Televisions continue to make huge leaps forward in both technology and, well, marketing gibberish. Sure, OLED screens and 4K resolution have tangible benefits, but who knows whether a given brand’s upscaling engine or super-advanced ProColorPlus4 image-tuning system should really draw your dollars. The bottom line is, and always has been, this: You get what you pay for. (And if you wait a while longer, you can pay less for it.) So if you’re in the market for a new big-screen, here’s what you need to know to make an informed, and economical, decision.
Design of the TV
Television design focuses primarily on two things: making the set as thin as possible and making the border around the screen as narrow as possible. That border contains the hardware necessary to illuminate the screen’s pixels, but as that tech grows more efficient and compact and manufacturers are able to illuminate pixels from behind, the frame shrinks. This results in a cleaner, more appealing look. The thinness of a television, on the other hand, is usually touted as a way to mount the set on a wall as unobtrusively as possible. The catch is: ultra-thin televisions have ultra-high price tags, as it requires sophisticated engineering to get the set good and svelte.
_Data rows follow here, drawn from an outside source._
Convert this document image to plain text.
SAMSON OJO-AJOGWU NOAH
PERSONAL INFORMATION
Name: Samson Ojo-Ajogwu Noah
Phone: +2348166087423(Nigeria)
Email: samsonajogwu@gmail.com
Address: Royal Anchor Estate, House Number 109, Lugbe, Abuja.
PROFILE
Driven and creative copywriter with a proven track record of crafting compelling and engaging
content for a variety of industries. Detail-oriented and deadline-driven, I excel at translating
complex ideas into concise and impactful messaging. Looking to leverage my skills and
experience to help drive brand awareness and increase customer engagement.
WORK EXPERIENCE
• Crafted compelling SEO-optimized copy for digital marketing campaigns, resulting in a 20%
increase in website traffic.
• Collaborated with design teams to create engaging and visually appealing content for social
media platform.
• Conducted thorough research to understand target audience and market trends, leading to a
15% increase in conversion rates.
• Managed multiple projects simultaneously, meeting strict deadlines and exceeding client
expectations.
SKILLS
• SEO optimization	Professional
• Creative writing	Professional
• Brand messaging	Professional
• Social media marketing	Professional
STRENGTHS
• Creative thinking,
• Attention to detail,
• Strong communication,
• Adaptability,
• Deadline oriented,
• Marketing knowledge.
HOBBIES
Also note that the dimensions can be misleading — a set touted for its thinness may only have that advertised depth as you get closer to the edge, while the center is still packed thick with hardware. So the flush-mounting you have in mind may not be attainable. Check the specs carefully and examine the set in person if thinness is important to you. If not — and for many it doesn’t matter at all — don’t sweat a slightly deeper screen.
That All-Important Screen Tech
This is where the rubber meets the road, and the big question is: what technology does a given television deploy to make the image large, bright, contrasty and clear? Plasma televisions are virtually dead right now, since they can’t be economically scaled up. That leaves the the LED-lit LCD television as the dominant technology. LCD and LED tend to be used interchangeably by manufacturers and consumers, but the gist you need to remember is that all televisions are LCD, but the pixels are now overwhelmingly illuminated by LEDs to make the image bright and crisp. They also deploy higher and higher refresh rates (measured in Hertz, or Hz) to eliminate motion blur associated with LCD displays.
All televisions are LCD, but the pixels are now overwhelmingly illuminated by LEDs to make the images bright and crisp.